67

Andy Warhol

Five Boys

Estimate
$20,000 - 30,000
Lot Details
Unique blotted ink line drawing with Dr. Martins colored dye, on Strathmore paper.
c. 1954
23 x 29 in. (58.4 x 73.7 cm)
Signed in black ink, framed.

Further Details

First owned by Nathan Gluck, Warhol’s primary assistant from the early 1950s to the mid 1960s, Five Boys is an exceptional example of the artist’s blotted ink line drawing technique, a methodology he developed and honed as a student at Carnegie Mellon University. The rudimentary technique combines original drawing with ink transfer, a seemingly mechanical process. He would start with an initial illustration and place tracing paper over the design, then apply ink over a section of the image followed by pressing an absorbent sheet of paper over the wet ink to transfer the image. He would continue this process in small sections until the entire image was reproduced. Gluck explained Warhol’s attraction to this method: “Another reason why he liked it [the blotted line technique] so much [was that] by having your master drawing with which you made your blot, you could keep blotting it and redrawing it and blotting it each time and make duplicate images.” Through this method, we can see Warhol’s early gravitation towards repeated imagery, well before his pivot to Pop subjects.

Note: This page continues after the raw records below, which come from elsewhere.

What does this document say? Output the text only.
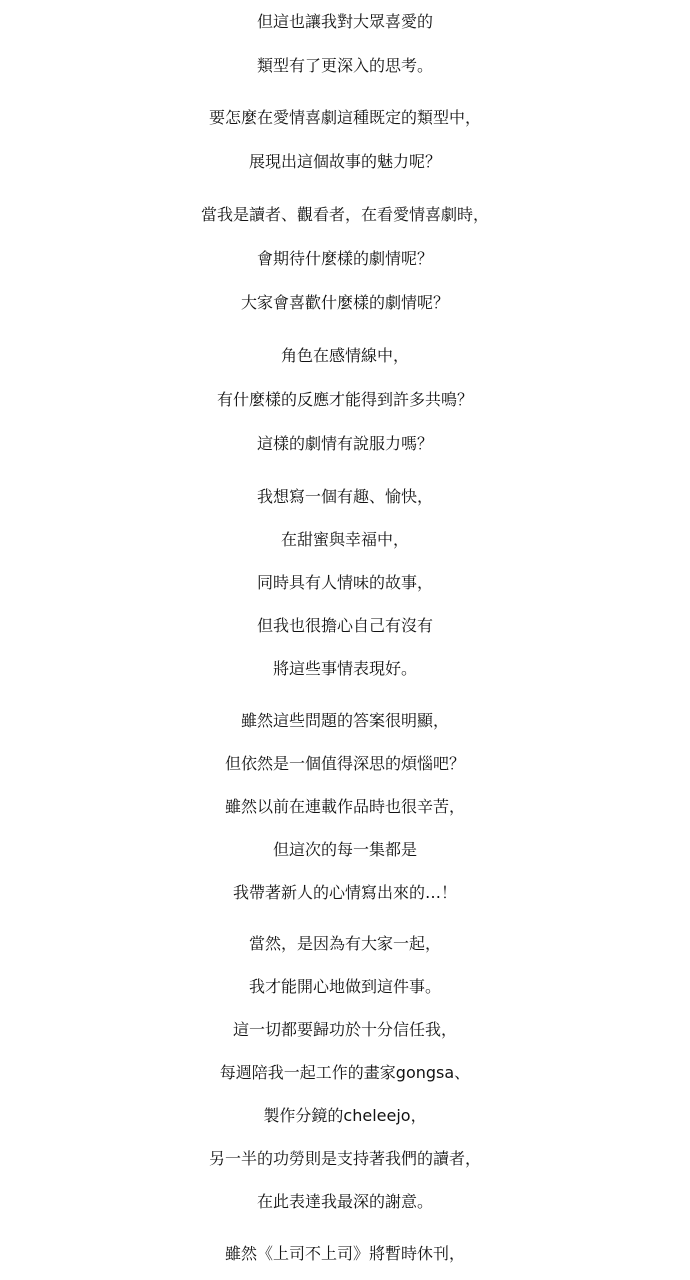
但這也讓我對大眾喜愛的
類型有了更深入的思考。
要怎麼在愛情喜劇這種既定的類型中，
展現出這個故事的魅力呢？
當我是讀者、觀看者，在看愛情喜劇時，
會期待什麼樣的劇情呢？
大家會喜歡什麼樣的劇情呢？
角色在感情線中，
有什麼樣的反應才能得到許多共鳴？
這樣的劇情有說服力嗎？
我想寫一個有趣、愉快，
在甜蜜與幸福中，
同時具有人情味的故事，
但我也很擔心自己有沒有
將這些事情表現好。
雖然這些問題的答案很明顯，
但依然是一個值得深思的煩惱吧？
雖然以前在連載作品時也很辛苦，
但這次的每一集都是
我帶著新人的心情寫出來的…！
當然，是因為有大家一起，
我才能開心地做到這件事。
這一切都要歸功於十分信任我，
每週陪我一起工作的畫家gongsa、
製作分鏡的cheleejo，
另一半的功勞則是支持著我們的讀者，
在此表達我最深的謝意。
雖然《上司不上司》將暫時休刊，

Nathan Gluck first met Warhol because like the Pop icon, he began his career as a commercial illustrator. As an illustrator at the Rockmore Company ad agency, Gluck had frequent run-ins with Warhol, who freelanced at the agency and ran in similar circles. In 1952, the two exhibited together in a show at Loft Gallery, run by Warhol’s then-assistant Vito Giallo. The rest was history, as soon after the exhibition Giallo recruited Gluck to replace him as Warhol’s right-hand-man. Over their decade-long partnership, Gluck assisted Warhol in shaping many of his most famous illustrations, ads, and designs, as well as increasing the output of his blotted ink line drawings and developing early transitional Pop pieces before Warhol established The Factory. Cementing his legacy as a key player in the evolution of Warhol’s early oeuvre, Gluck was also tapped by the Warhol Foundation to authenticate works from this period, given his incomparable direct experience with, and knowledge of, the artist’s pre-Pop production.

Andy Warhol

American | B. 1928 D. 1987

Andy Warhol was the leading exponent of the Pop Art movement in the U.S. in the 1960s. Following an early career as a commercial illustrator, Warhol achieved fame with his revolutionary series of silkscreened prints and paintings of familiar objects, such as Campbell's soup tins, and celebrities, such as Marilyn Monroe. Obsessed with popular culture, celebrity and advertising, Warhol created his slick, seemingly mass-produced images of everyday subject matter from his famed Factory studio in New York City. His use of mechanical methods of reproduction, notably the commercial technique of silk screening, wholly revolutionized art-making.

Working as an artist, but also director and producer, Warhol produced a number of avant-garde films in addition to managing the experimental rock band The Velvet Underground and founding Interview magazine. A central figure in the New York art scene until his untimely death in 1987, Warhol was notably also a mentor to such artists as Keith Haring and Jean-Michel Basquiat.